Grey fleet problems 

So what could people turning to cash allowances mean for fleets and how are companies supposed to monitor CO2 if their drivers are driving what are basically grey fleet vehicles?

Poston says that personal lease vehicles are likely to have higher CO2 emissions. "Our latest BVRLA member fleet snapshot shows that the company car fleet had an average CO2 of 112g/km, while the personal lease fleet was up at 118g/km."

Alternatively, company cars offer a chance to monitor these things, explains Pamma. "From an employer perspective, the company car is a big advantage. Typically, we find company cars have far less CO2 than a grey-fleet equivalent because people choose them to keep their taxes down."

Pamma explains how Lex Autolease started looking at grey-fleet audits and monitoring cars that people own on cash allowances. "What we found was lots of 40-year-old Rolls-Royces and motorhomes. They're not great from a safety and environmental perspective but also from a reputation perspective. You don't want a customer turning up in a supercar when the company is all about the environmental culture. Get the cars to match the ethos of the business."

A viable future?

So does the company car still make sense for fleet drivers? Currently, Poston maintains that there are a number of wider trends that show a continued demand for company cars. However, in the future and longer term, he notes that we will see a certain portion of this company car fleet moving towards a mobility allowance "where some essential-use drivers may be encouraged to use a range of transport modes, including car rental and car sharing."

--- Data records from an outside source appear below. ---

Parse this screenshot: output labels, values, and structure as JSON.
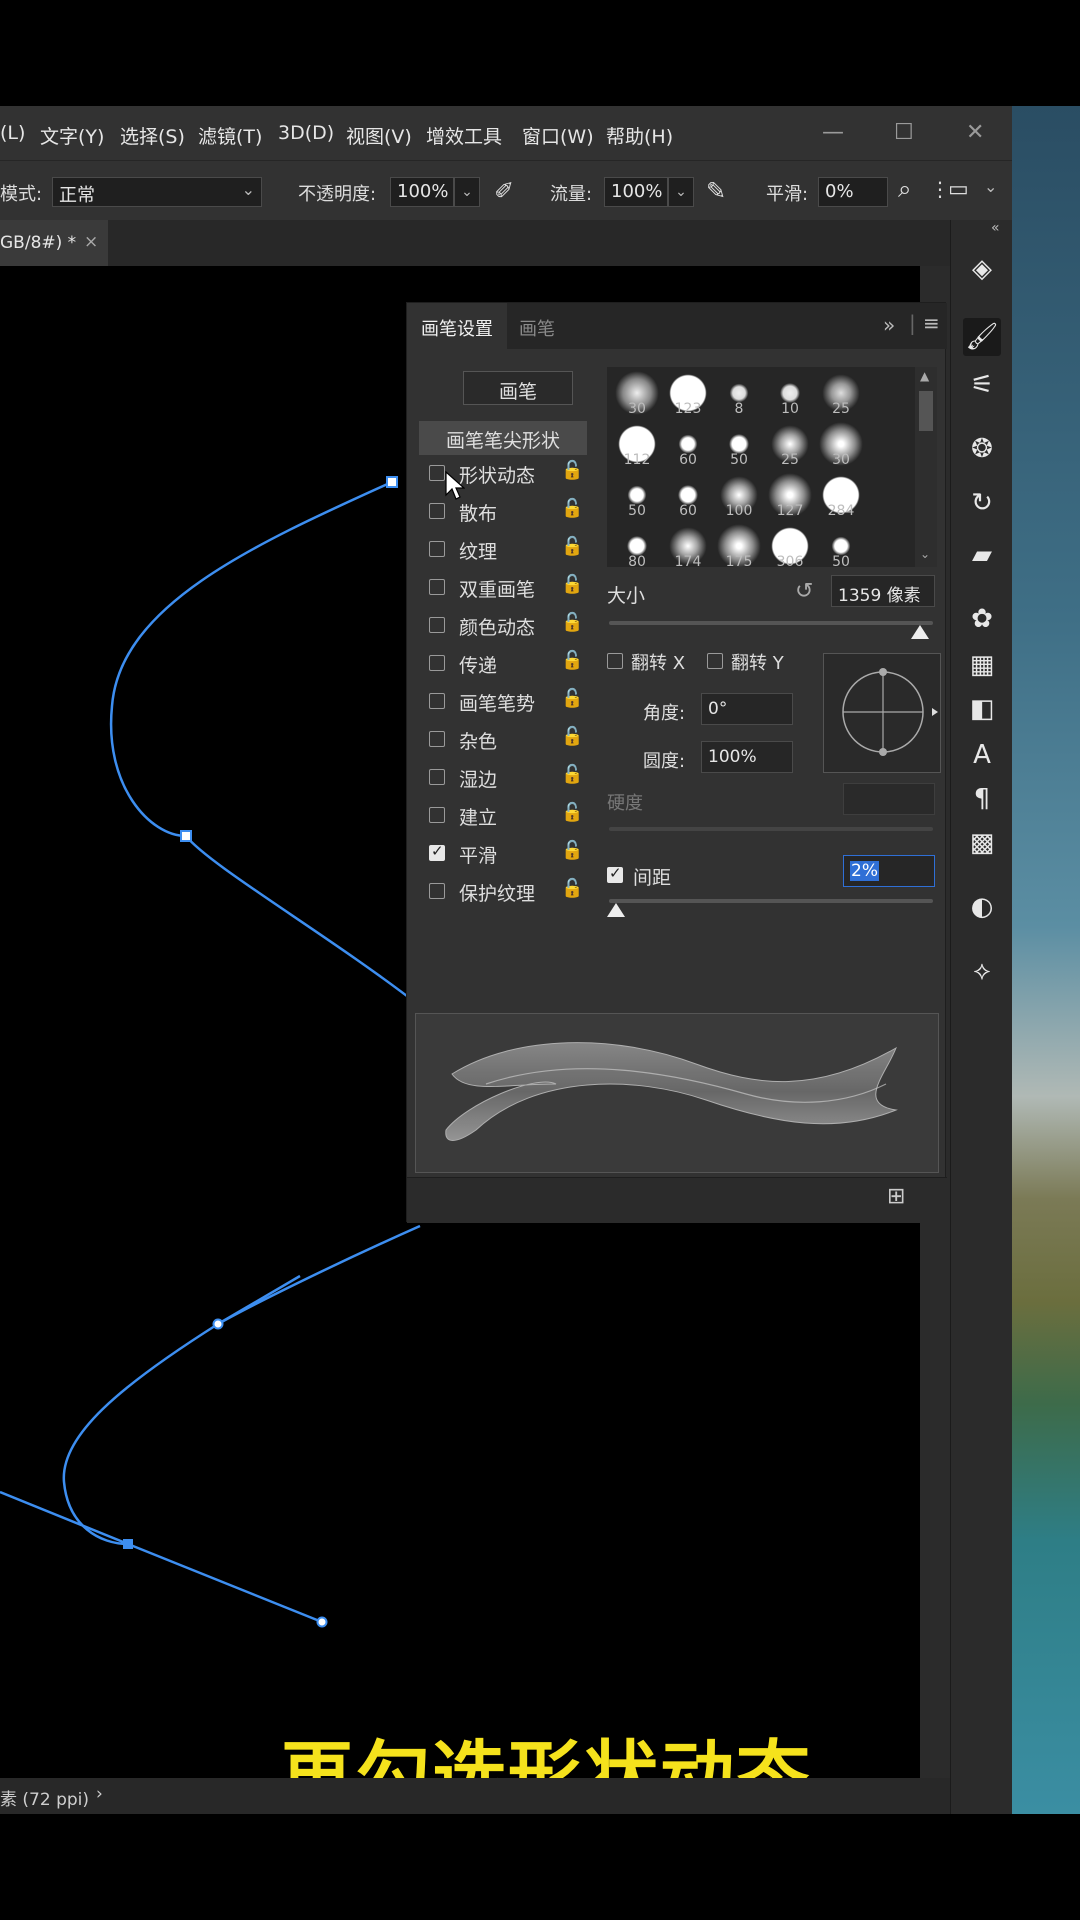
{
  "menubar": {
    "items": [
      "(L)",
      "文字(Y)",
      "选择(S)",
      "滤镜(T)",
      "3D(D)",
      "视图(V)",
      "增效工具",
      "窗口(W)",
      "帮助(H)"
    ]
  },
  "options_bar": {
    "mode_label": "模式:",
    "mode_value": "正常",
    "opacity_label": "不透明度:",
    "opacity_value": "100%",
    "flow_label": "流量:",
    "flow_value": "100%",
    "smoothing_label": "平滑:",
    "smoothing_value": "0%"
  },
  "document": {
    "tab_title": "GB/8#) *",
    "close_glyph": "×",
    "status_text": "素 (72 ppi)",
    "status_arrow": "›"
  },
  "brush_panel": {
    "tab_active": "画笔设置",
    "tab_inactive": "画笔",
    "brushes_button": "画笔",
    "tip_shape_header": "画笔笔尖形状",
    "options": [
      {
        "label": "形状动态",
        "checked": false
      },
      {
        "label": "散布",
        "checked": false
      },
      {
        "label": "纹理",
        "checked": false
      },
      {
        "label": "双重画笔",
        "checked": false
      },
      {
        "label": "颜色动态",
        "checked": false
      },
      {
        "label": "传递",
        "checked": false
      },
      {
        "label": "画笔笔势",
        "checked": false
      },
      {
        "label": "杂色",
        "checked": false
      },
      {
        "label": "湿边",
        "checked": false
      },
      {
        "label": "建立",
        "checked": false
      },
      {
        "label": "平滑",
        "checked": true
      },
      {
        "label": "保护纹理",
        "checked": false
      }
    ],
    "brush_sizes": [
      "30",
      "123",
      "8",
      "10",
      "25",
      "112",
      "60",
      "50",
      "25",
      "30",
      "50",
      "60",
      "100",
      "127",
      "284",
      "80",
      "174",
      "175",
      "306",
      "50"
    ],
    "size_label": "大小",
    "size_value": "1359 像素",
    "flip_x_label": "翻转 X",
    "flip_y_label": "翻转 Y",
    "angle_label": "角度:",
    "angle_value": "0°",
    "roundness_label": "圆度:",
    "roundness_value": "100%",
    "hardness_label": "硬度",
    "spacing_label": "间距",
    "spacing_checked": true,
    "spacing_value": "2%",
    "size_slider_fraction": 0.96,
    "spacing_slider_fraction": 0.0
  },
  "caption": "再勾选形状动态",
  "colors": {
    "path_blue": "#3d8ef0",
    "caption_yellow": "#f5e21c",
    "accent_blue": "#2f6fd6"
  }
}
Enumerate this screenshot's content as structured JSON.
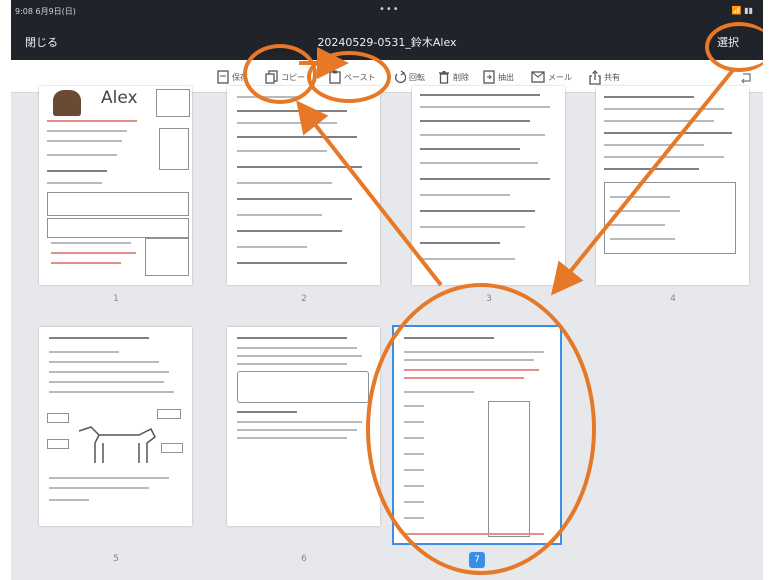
{
  "status_bar": {
    "time": "9:08 6月9日(日)",
    "dots": "•••",
    "right": "📶 ▮▮"
  },
  "navbar": {
    "close_label": "閉じる",
    "title": "20240529-0531_鈴木Alex",
    "select_label": "選択"
  },
  "toolbar": {
    "items": [
      {
        "label": "保存",
        "icon": "file-icon"
      },
      {
        "label": "コピー",
        "icon": "copy-icon"
      },
      {
        "label": "ペースト",
        "icon": "paste-icon"
      },
      {
        "label": "回転",
        "icon": "rotate-icon"
      },
      {
        "label": "削除",
        "icon": "trash-icon"
      },
      {
        "label": "抽出",
        "icon": "extract-icon"
      },
      {
        "label": "メール",
        "icon": "mail-icon"
      },
      {
        "label": "共有",
        "icon": "share-icon"
      }
    ]
  },
  "pages": [
    {
      "number": "1",
      "heading": "Alex"
    },
    {
      "number": "2"
    },
    {
      "number": "3"
    },
    {
      "number": "4"
    },
    {
      "number": "5"
    },
    {
      "number": "6"
    },
    {
      "number": "7",
      "selected": true
    }
  ],
  "colors": {
    "accent": "#3a8ee6",
    "annotation": "#e77828",
    "navbar": "#202329",
    "background": "#e7e8ec"
  }
}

Jayson Whittington from vehicle data supplier Glass believes that the majority of people who are eligible for a company car will continue to choose one. "The number of employees paying company car tax has reached a five-year high, which proves that operating a company car continues to make sense for many people and barring significant changes to BIK taxation, is likely to continuing doing so."

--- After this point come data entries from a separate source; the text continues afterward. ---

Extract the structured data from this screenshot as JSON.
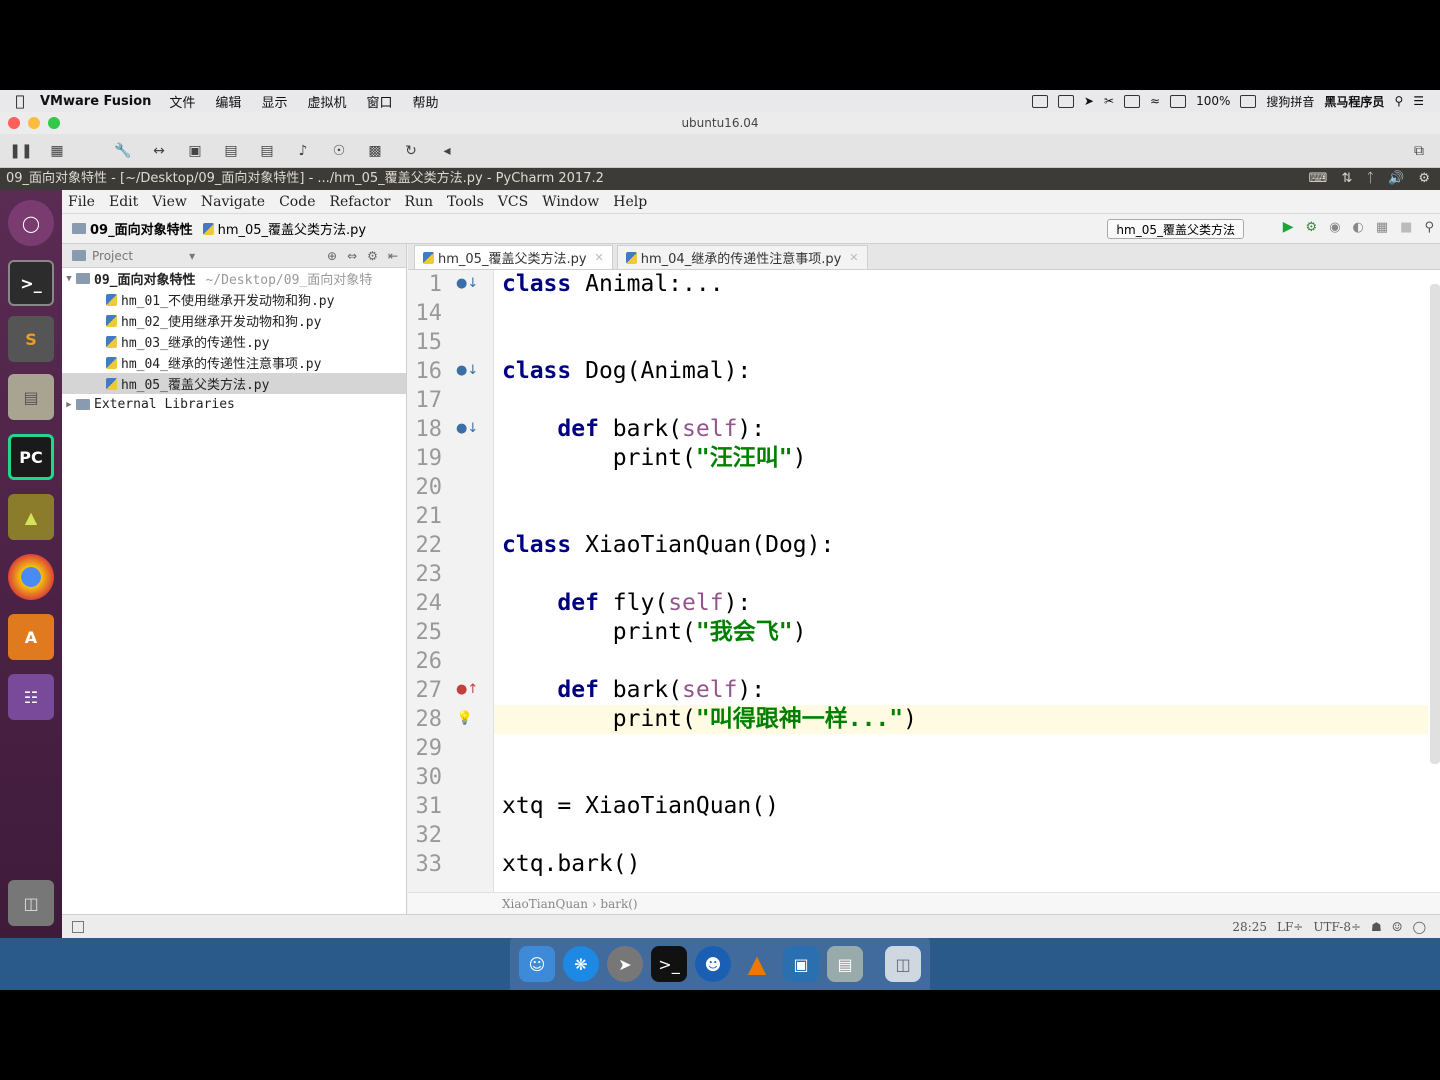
{
  "mac_menubar": {
    "app": "VMware Fusion",
    "menus": [
      "文件",
      "编辑",
      "显示",
      "虚拟机",
      "窗口",
      "帮助"
    ],
    "battery": "100%",
    "input_method": "搜狗拼音",
    "user": "黑马程序员"
  },
  "vm": {
    "title": "ubuntu16.04"
  },
  "ubuntu": {
    "window_title": "09_面向对象特性 - [~/Desktop/09_面向对象特性] - .../hm_05_覆盖父类方法.py - PyCharm 2017.2"
  },
  "launcher": {
    "items": [
      "ubuntu-icon",
      "terminal-icon",
      "sublime-icon",
      "files-icon",
      "pycharm-icon",
      "archive-icon",
      "chrome-icon",
      "software-center-icon",
      "workspace-icon",
      "trash-icon"
    ]
  },
  "pycharm": {
    "menu": [
      "File",
      "Edit",
      "View",
      "Navigate",
      "Code",
      "Refactor",
      "Run",
      "Tools",
      "VCS",
      "Window",
      "Help"
    ],
    "nav": {
      "project": "09_面向对象特性",
      "file": "hm_05_覆盖父类方法.py"
    },
    "run_config": "hm_05_覆盖父类方法",
    "project_panel": {
      "header": "Project",
      "root_name": "09_面向对象特性",
      "root_path": "~/Desktop/09_面向对象特",
      "files": [
        "hm_01_不使用继承开发动物和狗.py",
        "hm_02_使用继承开发动物和狗.py",
        "hm_03_继承的传递性.py",
        "hm_04_继承的传递性注意事项.py",
        "hm_05_覆盖父类方法.py"
      ],
      "external": "External Libraries"
    },
    "tabs": [
      "hm_05_覆盖父类方法.py",
      "hm_04_继承的传递性注意事项.py"
    ],
    "code_lines": [
      {
        "num": "1",
        "parts": [
          [
            "kw",
            "class"
          ],
          [
            "",
            " Animal:..."
          ]
        ]
      },
      {
        "num": "14",
        "parts": []
      },
      {
        "num": "15",
        "parts": []
      },
      {
        "num": "16",
        "parts": [
          [
            "kw",
            "class"
          ],
          [
            "",
            " Dog(Animal):"
          ]
        ]
      },
      {
        "num": "17",
        "parts": []
      },
      {
        "num": "18",
        "parts": [
          [
            "",
            "    "
          ],
          [
            "kw",
            "def"
          ],
          [
            "",
            " bark("
          ],
          [
            "self",
            "self"
          ],
          [
            "",
            "):"
          ]
        ]
      },
      {
        "num": "19",
        "parts": [
          [
            "",
            "        print("
          ],
          [
            "str",
            "\"汪汪叫\""
          ],
          [
            "",
            ")"
          ]
        ]
      },
      {
        "num": "20",
        "parts": []
      },
      {
        "num": "21",
        "parts": []
      },
      {
        "num": "22",
        "parts": [
          [
            "kw",
            "class"
          ],
          [
            "",
            " XiaoTianQuan(Dog):"
          ]
        ]
      },
      {
        "num": "23",
        "parts": []
      },
      {
        "num": "24",
        "parts": [
          [
            "",
            "    "
          ],
          [
            "kw",
            "def"
          ],
          [
            "",
            " fly("
          ],
          [
            "self",
            "self"
          ],
          [
            "",
            "):"
          ]
        ]
      },
      {
        "num": "25",
        "parts": [
          [
            "",
            "        print("
          ],
          [
            "str",
            "\"我会飞\""
          ],
          [
            "",
            ")"
          ]
        ]
      },
      {
        "num": "26",
        "parts": []
      },
      {
        "num": "27",
        "parts": [
          [
            "",
            "    "
          ],
          [
            "kw",
            "def"
          ],
          [
            "",
            " bark("
          ],
          [
            "self",
            "self"
          ],
          [
            "",
            "):"
          ]
        ]
      },
      {
        "num": "28",
        "parts": [
          [
            "",
            "        print("
          ],
          [
            "str",
            "\"叫得跟神一样...\""
          ],
          [
            "",
            ")"
          ]
        ]
      },
      {
        "num": "29",
        "parts": []
      },
      {
        "num": "30",
        "parts": []
      },
      {
        "num": "31",
        "parts": [
          [
            "",
            "xtq = XiaoTianQuan()"
          ]
        ]
      },
      {
        "num": "32",
        "parts": []
      },
      {
        "num": "33",
        "parts": [
          [
            "",
            "xtq.bark()"
          ]
        ]
      }
    ],
    "breadcrumb": [
      "XiaoTianQuan",
      "bark()"
    ],
    "status": {
      "position": "28:25",
      "line_sep": "LF÷",
      "encoding": "UTF-8÷"
    }
  },
  "dock": {
    "items": [
      "finder-icon",
      "safari-icon",
      "launchpad-icon",
      "terminal-icon",
      "qq-icon",
      "vlc-icon",
      "vmware-icon",
      "preview-icon",
      "trash-icon"
    ]
  },
  "colors": {
    "keyword": "#000080",
    "self": "#94558d",
    "string": "#008000",
    "launcher": "#5a2b53",
    "current_line": "#fffbe3"
  }
}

Pamma believes that tax benefits coming in for alternatively fuelled vehicles from 2020 will see people come back into company cars. "There may be lots of personal lease deals but I think long term the company car will continue to thrive," she says.

Chevin's Sowerby says, "Fleets need to ensure the vehicle selection list reflects a fair and appropriate choice for the employees' roles and responsibilities. It will obviously make sense to have a different selection list for boards executives versus a supervisor."

Overall, company cars are a powerful employee benefit and recruitment incentive.They save money on ownership without upfront costs for the employee, such as insurance, tax, maintenance or breakdown. They also allow the business to ensure cost savings through control of fuel type and emissions, and protect its brand image. The FLA's Dally concludes, "Ultimately, deciding between a personal contract purchase and a company car will depend on the individual's circumstances, but those opting for a PCP will continue to find some very competitive deals on the market."